A federal judge recently issued an injunction blocking the University of North Carolina from enforcing HB 2 and requiring the school to open its restrooms and locker rooms to students based on their gender identity.
“If the [Supreme] Court rejects the administration’s radical gender theory in the Gloucester case, it will be a death blow to the government’s suit against North Carolina because it is based on the identical legal theory,” Severino said.
A federal judge in Texas reached the opposite conclusion in a similar case brought by a Texas school district, issuing a nationwide injunction against the Obama administration’s transgender bathroom mandate and blocking enforcement.
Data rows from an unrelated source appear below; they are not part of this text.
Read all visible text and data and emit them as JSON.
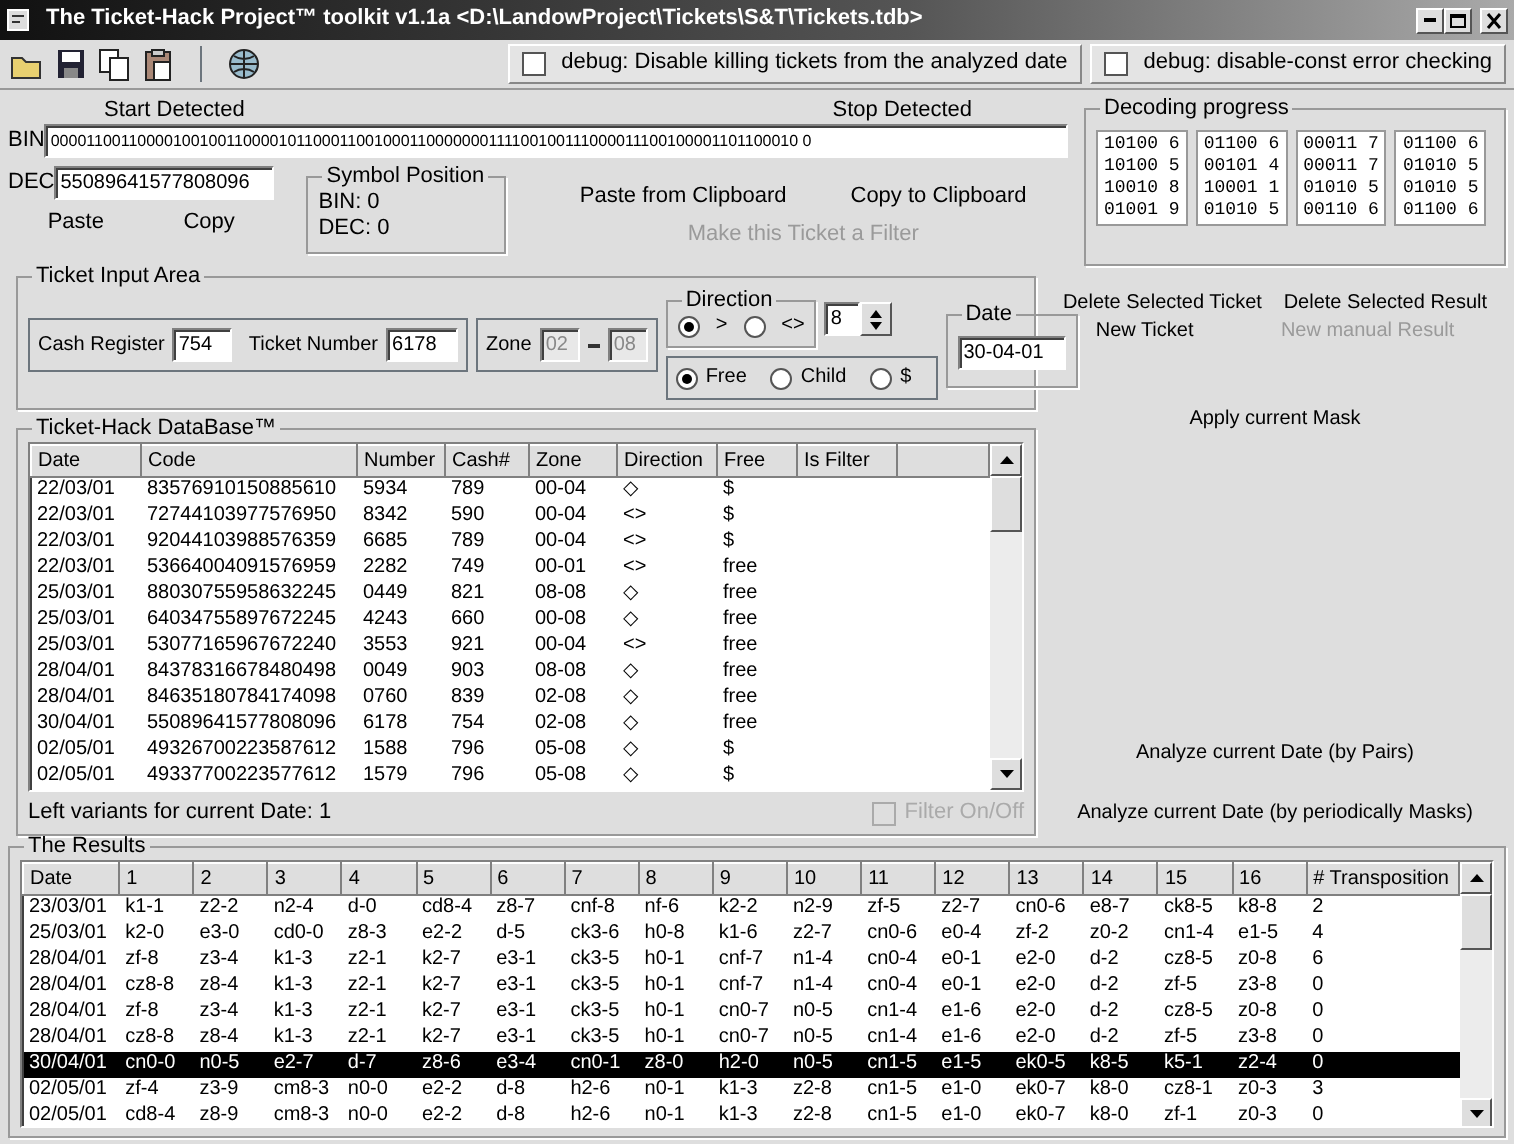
{
  "window": {
    "title": "The Ticket-Hack Project™ toolkit v1.1a  <D:\\LandowProject\\Tickets\\S&T\\Tickets.tdb>"
  },
  "toolbar": {
    "tools": [
      {
        "kind": "open"
      },
      {
        "kind": "save"
      },
      {
        "kind": "copy"
      },
      {
        "kind": "paste"
      },
      {
        "kind": "globe"
      }
    ],
    "checkboxes": [
      {
        "label": "debug: Disable killing tickets from the analyzed date",
        "checked": false
      },
      {
        "label": "debug: disable-const error checking",
        "checked": false
      }
    ]
  },
  "detection": {
    "start_label": "Start Detected",
    "stop_label": "Stop Detected",
    "bin_label": "BIN",
    "bin_value": "00001100110000100100110000101100011001000110000000111100100111000011100100001101100010 0",
    "dec_label": "DEC",
    "dec_value": "55089641577808096",
    "symbol_position": {
      "title": "Symbol Position",
      "bin": "BIN: 0",
      "dec": "DEC: 0"
    },
    "dec_buttons": [
      {
        "label": "Paste",
        "disabled": false
      },
      {
        "label": "Copy",
        "disabled": false
      }
    ],
    "clipboard_buttons": [
      {
        "label": "Paste from Clipboard",
        "disabled": false
      },
      {
        "label": "Copy to Clipboard",
        "disabled": false
      }
    ],
    "filter_button": {
      "label": "Make this Ticket a Filter",
      "disabled": true
    }
  },
  "decoding_progress": {
    "title": "Decoding progress",
    "columns": [
      [
        "10100 6",
        "10100 5",
        "10010 8",
        "01001 9"
      ],
      [
        "01100 6",
        "00101 4",
        "10001 1",
        "01010 5"
      ],
      [
        "00011 7",
        "00011 7",
        "01010 5",
        "00110 6"
      ],
      [
        "01100 6",
        "01010 5",
        "01010 5",
        "01100 6"
      ]
    ]
  },
  "ticket_input": {
    "title": "Ticket Input Area",
    "cash_register_label": "Cash Register",
    "cash_register": "754",
    "ticket_number_label": "Ticket Number",
    "ticket_number": "6178",
    "zone_label": "Zone",
    "zone_from": "02",
    "zone_to": "08",
    "zone_disabled": true,
    "direction": {
      "title": "Direction",
      "options": [
        {
          "label": ">",
          "selected": true
        },
        {
          "label": "<>",
          "selected": false
        }
      ],
      "count": "8"
    },
    "fare": [
      {
        "label": "Free",
        "selected": true
      },
      {
        "label": "Child",
        "selected": false
      },
      {
        "label": "$",
        "selected": false
      }
    ],
    "date": {
      "title": "Date",
      "value": "30-04-01"
    }
  },
  "database": {
    "title": "Ticket-Hack DataBase™",
    "columns": [
      "Date",
      "Code",
      "Number",
      "Cash#",
      "Zone",
      "Direction",
      "Free",
      "Is Filter"
    ],
    "rows": [
      [
        "22/03/01",
        "83576910150885610",
        "5934",
        "789",
        "00-04",
        "◇",
        "$"
      ],
      [
        "22/03/01",
        "72744103977576950",
        "8342",
        "590",
        "00-04",
        "<>",
        "$"
      ],
      [
        "22/03/01",
        "92044103988576359",
        "6685",
        "789",
        "00-04",
        "<>",
        "$"
      ],
      [
        "22/03/01",
        "53664004091576959",
        "2282",
        "749",
        "00-01",
        "<>",
        "free"
      ],
      [
        "25/03/01",
        "88030755958632245",
        "0449",
        "821",
        "08-08",
        "◇",
        "free"
      ],
      [
        "25/03/01",
        "64034755897672245",
        "4243",
        "660",
        "00-08",
        "◇",
        "free"
      ],
      [
        "25/03/01",
        "53077165967672240",
        "3553",
        "921",
        "00-04",
        "<>",
        "free"
      ],
      [
        "28/04/01",
        "84378316678480498",
        "0049",
        "903",
        "08-08",
        "◇",
        "free"
      ],
      [
        "28/04/01",
        "84635180784174098",
        "0760",
        "839",
        "02-08",
        "◇",
        "free"
      ],
      [
        "30/04/01",
        "55089641577808096",
        "6178",
        "754",
        "02-08",
        "◇",
        "free"
      ],
      [
        "02/05/01",
        "49326700223587612",
        "1588",
        "796",
        "05-08",
        "◇",
        "$"
      ],
      [
        "02/05/01",
        "49337700223577612",
        "1579",
        "796",
        "05-08",
        "◇",
        "$"
      ]
    ],
    "status": "Left variants for current Date: 1",
    "filter": {
      "label": "Filter On/Off",
      "checked": false,
      "disabled": true
    }
  },
  "actions": [
    [
      {
        "label": "Delete Selected Ticket",
        "disabled": false
      },
      {
        "label": "Delete Selected Result",
        "disabled": false
      }
    ],
    [
      {
        "label": "New Ticket",
        "disabled": false
      },
      {
        "label": "New manual Result",
        "disabled": true
      }
    ],
    [
      {
        "label": "Apply current Mask",
        "disabled": false
      }
    ],
    [
      {
        "label": "Analyze current Date (by Pairs)",
        "disabled": false
      }
    ],
    [
      {
        "label": "Analyze current Date (by periodically Masks)",
        "disabled": false
      }
    ]
  ],
  "results": {
    "title": "The Results",
    "columns": [
      "Date",
      "1",
      "2",
      "3",
      "4",
      "5",
      "6",
      "7",
      "8",
      "9",
      "10",
      "11",
      "12",
      "13",
      "14",
      "15",
      "16",
      "# Transposition"
    ],
    "rows": [
      {
        "selected": false,
        "cells": [
          "23/03/01",
          "k1-1",
          "z2-2",
          "n2-4",
          "d-0",
          "cd8-4",
          "z8-7",
          "cnf-8",
          "nf-6",
          "k2-2",
          "n2-9",
          "zf-5",
          "z2-7",
          "cn0-6",
          "e8-7",
          "ck8-5",
          "k8-8",
          "2"
        ]
      },
      {
        "selected": false,
        "cells": [
          "25/03/01",
          "k2-0",
          "e3-0",
          "cd0-0",
          "z8-3",
          "e2-2",
          "d-5",
          "ck3-6",
          "h0-8",
          "k1-6",
          "z2-7",
          "cn0-6",
          "e0-4",
          "zf-2",
          "z0-2",
          "cn1-4",
          "e1-5",
          "4"
        ]
      },
      {
        "selected": false,
        "cells": [
          "28/04/01",
          "zf-8",
          "z3-4",
          "k1-3",
          "z2-1",
          "k2-7",
          "e3-1",
          "ck3-5",
          "h0-1",
          "cnf-7",
          "n1-4",
          "cn0-4",
          "e0-1",
          "e2-0",
          "d-2",
          "cz8-5",
          "z0-8",
          "6"
        ]
      },
      {
        "selected": false,
        "cells": [
          "28/04/01",
          "cz8-8",
          "z8-4",
          "k1-3",
          "z2-1",
          "k2-7",
          "e3-1",
          "ck3-5",
          "h0-1",
          "cnf-7",
          "n1-4",
          "cn0-4",
          "e0-1",
          "e2-0",
          "d-2",
          "zf-5",
          "z3-8",
          "0"
        ]
      },
      {
        "selected": false,
        "cells": [
          "28/04/01",
          "zf-8",
          "z3-4",
          "k1-3",
          "z2-1",
          "k2-7",
          "e3-1",
          "ck3-5",
          "h0-1",
          "cn0-7",
          "n0-5",
          "cn1-4",
          "e1-6",
          "e2-0",
          "d-2",
          "cz8-5",
          "z0-8",
          "0"
        ]
      },
      {
        "selected": false,
        "cells": [
          "28/04/01",
          "cz8-8",
          "z8-4",
          "k1-3",
          "z2-1",
          "k2-7",
          "e3-1",
          "ck3-5",
          "h0-1",
          "cn0-7",
          "n0-5",
          "cn1-4",
          "e1-6",
          "e2-0",
          "d-2",
          "zf-5",
          "z3-8",
          "0"
        ]
      },
      {
        "selected": true,
        "cells": [
          "30/04/01",
          "cn0-0",
          "n0-5",
          "e2-7",
          "d-7",
          "z8-6",
          "e3-4",
          "cn0-1",
          "z8-0",
          "h2-0",
          "n0-5",
          "cn1-5",
          "e1-5",
          "ek0-5",
          "k8-5",
          "k5-1",
          "z2-4",
          "0"
        ]
      },
      {
        "selected": false,
        "cells": [
          "02/05/01",
          "zf-4",
          "z3-9",
          "cm8-3",
          "n0-0",
          "e2-2",
          "d-8",
          "h2-6",
          "n0-1",
          "k1-3",
          "z2-8",
          "cn1-5",
          "e1-0",
          "ek0-7",
          "k8-0",
          "cz8-1",
          "z0-3",
          "3"
        ]
      },
      {
        "selected": false,
        "cells": [
          "02/05/01",
          "cd8-4",
          "z8-9",
          "cm8-3",
          "n0-0",
          "e2-2",
          "d-8",
          "h2-6",
          "n0-1",
          "k1-3",
          "z2-8",
          "cn1-5",
          "e1-0",
          "ek0-7",
          "k8-0",
          "zf-1",
          "z0-3",
          "0"
        ]
      }
    ]
  }
}
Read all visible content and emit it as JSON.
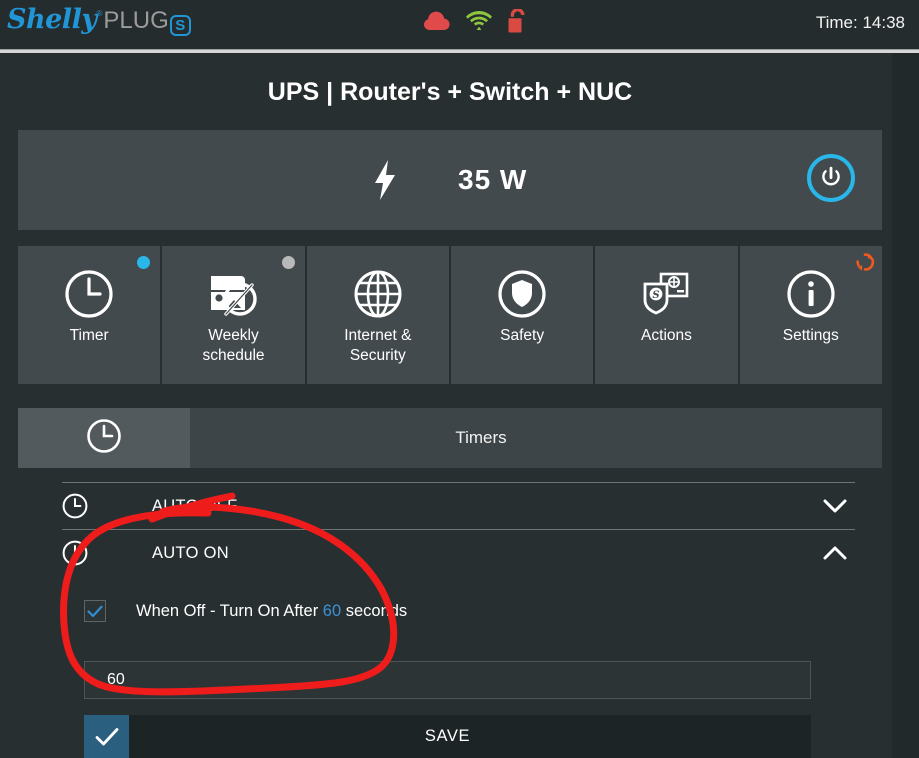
{
  "topbar": {
    "logo": {
      "brand": "Shelly",
      "reg": "®",
      "product": "PLUG",
      "variant": "S"
    },
    "icons": [
      {
        "name": "cloud-icon",
        "color": "#e04a4a"
      },
      {
        "name": "wifi-icon",
        "color": "#8ec63f"
      },
      {
        "name": "lock-open-icon",
        "color": "#d94a42"
      }
    ],
    "time_label": "Time: 14:38"
  },
  "page": {
    "title": "UPS | Router's + Switch + NUC"
  },
  "power": {
    "bolt_icon": "lightning-bolt-icon",
    "value": "35 W",
    "toggle_icon": "power-button-icon",
    "accent": "#29b6e8"
  },
  "nav": {
    "tiles": [
      {
        "label": "Timer",
        "icon": "clock-icon",
        "badge": "blue-dot"
      },
      {
        "label": "Weekly\nschedule",
        "label_line1": "Weekly",
        "label_line2": "schedule",
        "icon": "calendar-disabled-icon",
        "badge": "gray-dot"
      },
      {
        "label": "Internet &\nSecurity",
        "label_line1": "Internet &",
        "label_line2": "Security",
        "icon": "globe-icon",
        "badge": "none"
      },
      {
        "label": "Safety",
        "icon": "shield-icon",
        "badge": "none"
      },
      {
        "label": "Actions",
        "icon": "actions-icon",
        "badge": "none"
      },
      {
        "label": "Settings",
        "icon": "info-icon",
        "badge": "orange-refresh"
      }
    ]
  },
  "timers": {
    "tab_icon": "clock-icon",
    "heading": "Timers",
    "items": [
      {
        "title": "AUTO OFF",
        "icon": "clock-icon",
        "chevron": "chevron-down-icon",
        "expanded": false
      },
      {
        "title": "AUTO ON",
        "icon": "clock-icon",
        "chevron": "chevron-up-icon",
        "expanded": true
      }
    ],
    "auto_on": {
      "checkbox_checked": true,
      "label_prefix": "When Off - Turn On After ",
      "label_number": "60",
      "label_suffix": " seconds",
      "input_value": "60",
      "number_color": "#3b93d6"
    },
    "save": {
      "label": "SAVE",
      "check_icon": "check-icon"
    }
  },
  "annotation": {
    "color": "#ef1c1c",
    "shape": "hand-drawn-oval-highlight"
  }
}
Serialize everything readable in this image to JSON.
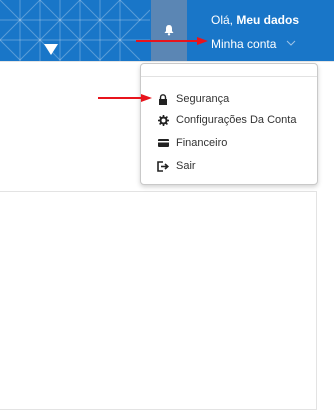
{
  "header": {
    "greeting_prefix": "Olá, ",
    "greeting_name": "Meu dados",
    "account_link": "Minha conta",
    "background_color": "#1976c8",
    "bell_box_color": "#5b86b4"
  },
  "dropdown": {
    "items": [
      {
        "label": "Segurança",
        "icon": "lock-icon"
      },
      {
        "label": "Configurações Da Conta",
        "icon": "gear-icon"
      },
      {
        "label": "Financeiro",
        "icon": "credit-card-icon"
      },
      {
        "label": "Sair",
        "icon": "logout-icon"
      }
    ]
  },
  "annotations": {
    "arrow_color": "#e8141c"
  }
}
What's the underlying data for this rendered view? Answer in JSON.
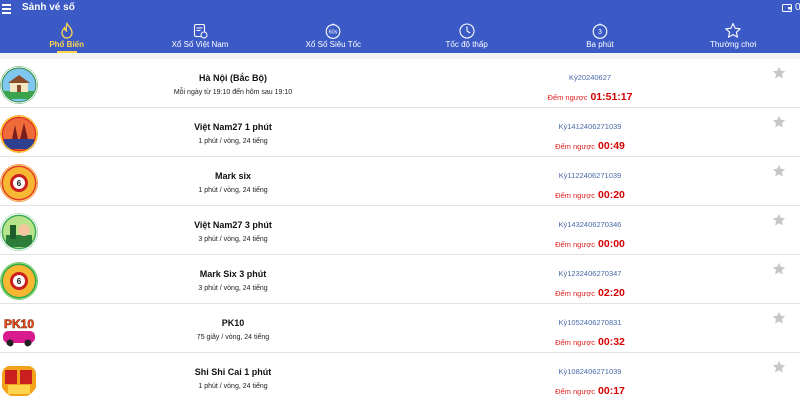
{
  "header": {
    "title": "Sảnh vé số",
    "balance": "0"
  },
  "tabs": [
    {
      "label": "Phổ Biến",
      "icon": "fire-icon",
      "active": true
    },
    {
      "label": "Xổ Số Việt Nam",
      "icon": "lottery-ticket-icon"
    },
    {
      "label": "Xổ Số Siêu Tốc",
      "icon": "60s-icon"
    },
    {
      "label": "Tốc độ thấp",
      "icon": "clock-icon"
    },
    {
      "label": "Ba phút",
      "icon": "timer-3-icon"
    },
    {
      "label": "Thường chơi",
      "icon": "star-icon"
    }
  ],
  "countdown_label": "Đếm ngược",
  "colors": {
    "primary": "#3b5ac6",
    "active": "#ffd44d",
    "countdown": "#d40000",
    "period": "#4a6aa8"
  },
  "games": [
    {
      "name": "Hà Nội (Bắc Bộ)",
      "schedule": "Mỗi ngày từ 19:10 đến hôm sau 19:10",
      "period": "Kỳ20240627",
      "countdown": "01:51:17",
      "logo": "hanoi-logo"
    },
    {
      "name": "Việt Nam27 1 phút",
      "schedule": "1 phút / vòng, 24 tiếng",
      "period": "Kỳ1412406271039",
      "countdown": "00:49",
      "logo": "vietnam27-logo"
    },
    {
      "name": "Mark six",
      "schedule": "1 phút / vòng, 24 tiếng",
      "period": "Kỳ1122406271039",
      "countdown": "00:20",
      "logo": "mark-six-logo"
    },
    {
      "name": "Việt Nam27 3 phút",
      "schedule": "3 phút / vòng, 24 tiếng",
      "period": "Kỳ1432406270346",
      "countdown": "00:00",
      "logo": "vietnam27-3-logo"
    },
    {
      "name": "Mark Six 3 phút",
      "schedule": "3 phút / vòng, 24 tiếng",
      "period": "Kỳ1232406270347",
      "countdown": "02:20",
      "logo": "mark-six-3-logo"
    },
    {
      "name": "PK10",
      "schedule": "75 giây / vòng, 24 tiếng",
      "period": "Kỳ1052406270831",
      "countdown": "00:32",
      "logo": "pk10-logo"
    },
    {
      "name": "Shi Shi Cai 1 phút",
      "schedule": "1 phút / vòng, 24 tiếng",
      "period": "Kỳ1082406271039",
      "countdown": "00:17",
      "logo": "shi-shi-cai-logo"
    }
  ]
}
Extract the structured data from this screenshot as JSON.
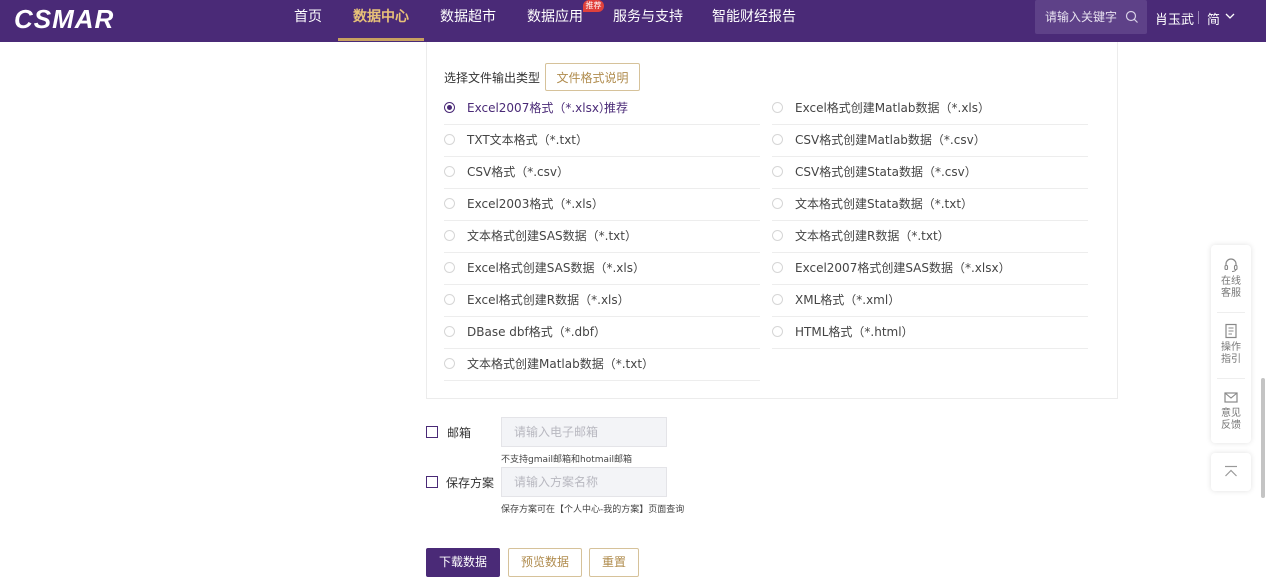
{
  "header": {
    "logo": "CSMAR",
    "nav": [
      "首页",
      "数据中心",
      "数据超市",
      "数据应用",
      "服务与支持",
      "智能财经报告"
    ],
    "active_nav": "数据中心",
    "hot_badge": "推荐",
    "search_placeholder": "请输入关键字",
    "user_name": "肖玉武",
    "language": "简"
  },
  "format_section": {
    "label": "选择文件输出类型",
    "help_button": "文件格式说明",
    "recommend_tag": "推荐",
    "selected": "Excel2007格式（*.xlsx）",
    "left_options": [
      "Excel2007格式（*.xlsx）",
      "TXT文本格式（*.txt）",
      "CSV格式（*.csv）",
      "Excel2003格式（*.xls）",
      "文本格式创建SAS数据（*.txt）",
      "Excel格式创建SAS数据（*.xls）",
      "Excel格式创建R数据（*.xls）",
      "DBase dbf格式（*.dbf）",
      "文本格式创建Matlab数据（*.txt）"
    ],
    "right_options": [
      "Excel格式创建Matlab数据（*.xls）",
      "CSV格式创建Matlab数据（*.csv）",
      "CSV格式创建Stata数据（*.csv）",
      "文本格式创建Stata数据（*.txt）",
      "文本格式创建R数据（*.txt）",
      "Excel2007格式创建SAS数据（*.xlsx）",
      "XML格式（*.xml）",
      "HTML格式（*.html）"
    ]
  },
  "email": {
    "label": "邮箱",
    "placeholder": "请输入电子邮箱",
    "hint": "不支持gmail邮箱和hotmail邮箱",
    "checked": false
  },
  "scheme": {
    "label": "保存方案",
    "placeholder": "请输入方案名称",
    "hint": "保存方案可在【个人中心-我的方案】页面查询",
    "checked": false
  },
  "actions": {
    "download": "下载数据",
    "preview": "预览数据",
    "reset": "重置"
  },
  "float_bar": {
    "service": "在线客服",
    "guide": "操作指引",
    "feedback": "意见反馈"
  },
  "colors": {
    "brand": "#4a2a77",
    "gold": "#b08c4e",
    "badge": "#e0413c"
  }
}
The Supreme Court decided to review issues in the Grimm case in Gloucester County, Virginia, after the U.S. Court of Appeals for the 4th Circuit ruled in the transgender student’s favor.
Looking at Supreme Court statistics, Sharp of Alliance Defending Freedom said, he is cautiously optimistic about the outcome.
“If they take a case, the odds are they’re going to reverse the decision below,” Sharp said, adding:
It’s not 100 percent, obviously, but generally the court’s not going to take a case and say the lower court got it right. That’s part of my cautious optimism with the Gloucester case—the odds are they’re going to say the 4th Circuit got it wrong in some regard because otherwise they would have just let that decision stand and waited until some other cases came up.
However the Supreme Court decides, the ruling could be irrelevant if Congress votes to add gender identity to Title IX. That “would be incredible hard,” Sharp said, adding:
Yes, there’s always a possibility that a Democrat Congress can turn around and do that—that’s always been a risk—but I think it becomes harder and harder every year for them to do. I think one of the reasons is, there’s not discrimination based on sexual orientation or gender identity going on. There’s not a widespread problem … there’s no allegation that Gavin Grimm is being denied an education opportunity.
But if Congress did act to add gender identity to Title IX, Sharp said, “at least it went through the Democratic process and not through an agency sending a letter to every school and mandating it.”
“I wouldn’t like it,” the lawyer said, “but at least it’s democracy in action.”